Le projet PASSAM (Passive and Active Systems on Severe Accident Source Term Mitigation), lancé en janvier 2013 et achevé fin 2016, a étudié les possibilités d'améliorer la réduction (dite mitigation) des rejets radioactifs qui peuvent avoir lieu dans l'environnement suite à un accident nucléaire de fusion de cœur. Mené par l'IRSN, dans le cadre du 7e Programme-cadre de recherche et développement (PCRD) de la Commission Européennne, il a rassemblé 9 partenaires européens.
 

Contexte et objectifs
 
Lors d'un accident de fusion du cœur d'un réacteur nucléaire à eau légère, des éléments radioactifs issus des crayons de combustible peuvent être rejetés dans l'environnement, exposant l'homme, la faune et la flore à un risque de contamination radiologique. Depuis de nombreuses années, l'IRSN mène ou contribue à des projets de recherche qui visent à améliorer les connaissances sur la progression des accidents de fusion de cœur, sur les cinétiques de rejets des radionucléides et sur les moyens d'atténuer ces rejets. Les programmes internationaux PHEBUS (achevé en 2010), ISTP (achevé en 2013) et STEM (en cours jusqu'en 2019) ont notamment permis d'en savoir plus sur le comportement des produits de fission dans le circuit primaire du réacteur et dans son enceinte de confinement.
 
Afin de réduire le risque d'un rejet massif des éléments radioactifs, il a été mis en place sur certains réacteurs, et en particulier sur ceux du parc électronucléaire français, un système d'éventage-filtration. Ce système permet de dépressuriser l'enceinte de confinement à travers un dispositif de filtration qui limite le rejet des éléments radioactifs dans l'environnement.
 
En France, le dispositif de filtration retenu consiste en un préfiltre métallique et un filtre à sable respectivement disposés à l'intérieur et à l'extérieur de l'enceinte de confinement du réacteur. Ce système, efficace pour la filtration des aérosols, n'a pas été conçu pour retenir les formes gazeuses des radionucléides, en particulier les formes gazeuses de l'iode qui présente pourtant un enjeu de sûreté majeur pour les populations dans les premiers jours suivant un accident.
 
Le projet PASSAM a étudié expérimentalement les possibilités d'améliorer les systèmes de filtration existants mais a également testé d'autres approches innovantes de rétention de l'iode.
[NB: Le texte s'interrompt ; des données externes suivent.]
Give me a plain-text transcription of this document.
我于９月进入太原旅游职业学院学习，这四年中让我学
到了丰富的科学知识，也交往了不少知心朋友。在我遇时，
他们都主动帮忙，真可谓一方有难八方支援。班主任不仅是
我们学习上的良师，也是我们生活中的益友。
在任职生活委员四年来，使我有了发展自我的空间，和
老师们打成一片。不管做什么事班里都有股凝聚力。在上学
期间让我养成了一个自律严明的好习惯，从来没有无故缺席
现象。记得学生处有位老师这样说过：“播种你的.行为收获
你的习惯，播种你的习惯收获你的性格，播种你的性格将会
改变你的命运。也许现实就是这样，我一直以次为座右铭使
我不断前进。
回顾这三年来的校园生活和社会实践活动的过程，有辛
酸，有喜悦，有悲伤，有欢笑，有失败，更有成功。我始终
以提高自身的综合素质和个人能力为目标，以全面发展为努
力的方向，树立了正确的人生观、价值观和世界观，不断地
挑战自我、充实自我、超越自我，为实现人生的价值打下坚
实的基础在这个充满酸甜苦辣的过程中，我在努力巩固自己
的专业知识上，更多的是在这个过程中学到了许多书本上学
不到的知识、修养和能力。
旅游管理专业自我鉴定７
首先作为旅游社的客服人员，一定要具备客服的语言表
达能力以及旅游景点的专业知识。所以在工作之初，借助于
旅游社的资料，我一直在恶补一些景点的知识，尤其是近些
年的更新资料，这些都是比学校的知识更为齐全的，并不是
Il s'agissait de s'intéresser notamment, en s'appuyant sur des expérimentations les plus proches possibles des conditions réelles d'un accident de fusion de cœur :
  • aux performances des systèmes de mitigation ;
  • au comportement à long terme des éléments piégés par les systèmes de rétention (notamment au potentiel de revaporisation des éléments radioactifs piégés).
     


Déroulement du programme
 
Le projet PASSAM, coordonné au plan général par l'IRSN, s'est organisé autour de quatre « work packages » (WP) techniques et scientifiques :
  • la rédaction, portée par le CIEMAT (Espagne), de l'état de l'art sur les systèmes de filtration existants ou potentiels ainsi que la définition des expérimentations à réaliser dans le cadre du projet ; le développement, porté par RSE (Italie), des premiers modèles simplifiés de calcul, à intégrer dans les codes de calcul d'accident nucléaires, tel que le logiciel de simulation d'un accident grave ASTEC développé par l'IRSN ;
  • les expérimentations sur les systèmes de filtration existants, portées par le PSI (Suisse) et l'IRSN ;
  • portées par VTT (Finlande),  CIEMAT et CSIC (Espagne), RSE (Italie), l'IRSN et Areva GmbH (Allemagne), les expérimentations sur cinq nouveaux systèmes de mitigation des rejets, choisis pour leur fort potentiel ;
  • enfin la synthèse finale du projet, à la charge de l'IRSN, et la dissémination des connaissances (publications, workshops...).
 
Plusieurs systèmes existants ont été passés en revue (filtres à barbotage, filtres à sable et pré-filtres métalliques) ainsi que plusieurs systèmes innovants (système d'agglomération acoustique, pulvérisateurs à haute pression, précipitateurs électrostatiques, zéolithes avancées, systèmes combinés de filtration par voie humide et par voie sèche). Des tests d'adsorption pour les espèces gazeuses considérées ont été réalisés, à petite échelle principalement, pour chaque type de filtre, en tenant compte de la vitesse d'adsorption, de la capacité maximale de piégeage, de la température et du taux d'humidité... La réversibilité du piégeage sous rayonnement ionisant gamma a également été évaluée. 
 
Pour ces expérimentations, plusieurs installations de l'IRSN ont été utilisées : le dispositif d'essai EPICUR, constitué d'un irradiateur à rayonnement gamma (six sources de cobalt-60), a permis de tester la stabilité à long terme des radioéléments piégés sur les différents dispositifs de filtration ; l'installation PERSÉE, récemment inaugurée, a permis de réaliser un test à grande échelle d'efficacité de piégeage de composés iodés par des filtres à zéolithes.
 
 
Résultats du projet
 
Le projet PASSAM a permis de constituer une base de données expérimentales pour chaque système de mitigation étudié. Elle est utile aux différentes autorités de sûreté nucléaires nationales mais également aux  organismes techniques chargés des évaluations de sûreté (TSO) ainsi qu'aux exploitants d'installations nucléaires, pour accroître la fiabilité des systèmes qui existent dans les centrales nucléaires actuellement en service.
 
Les expérimentations ont permis d'aboutir à plusieurs observations importantes :
  • L'hydrodynamique dans les filtres liquides (à barbotage), système le plus étudié lors du projet PASSAM, diffère de façon significative des données actuellement introduites dans les logiciels de calculs d'accidents graves et plus précisément dans les modules de calcul spécifiques à ce type de filtre, particulièrement pour les fortes vitesses d'écoulement gazeux.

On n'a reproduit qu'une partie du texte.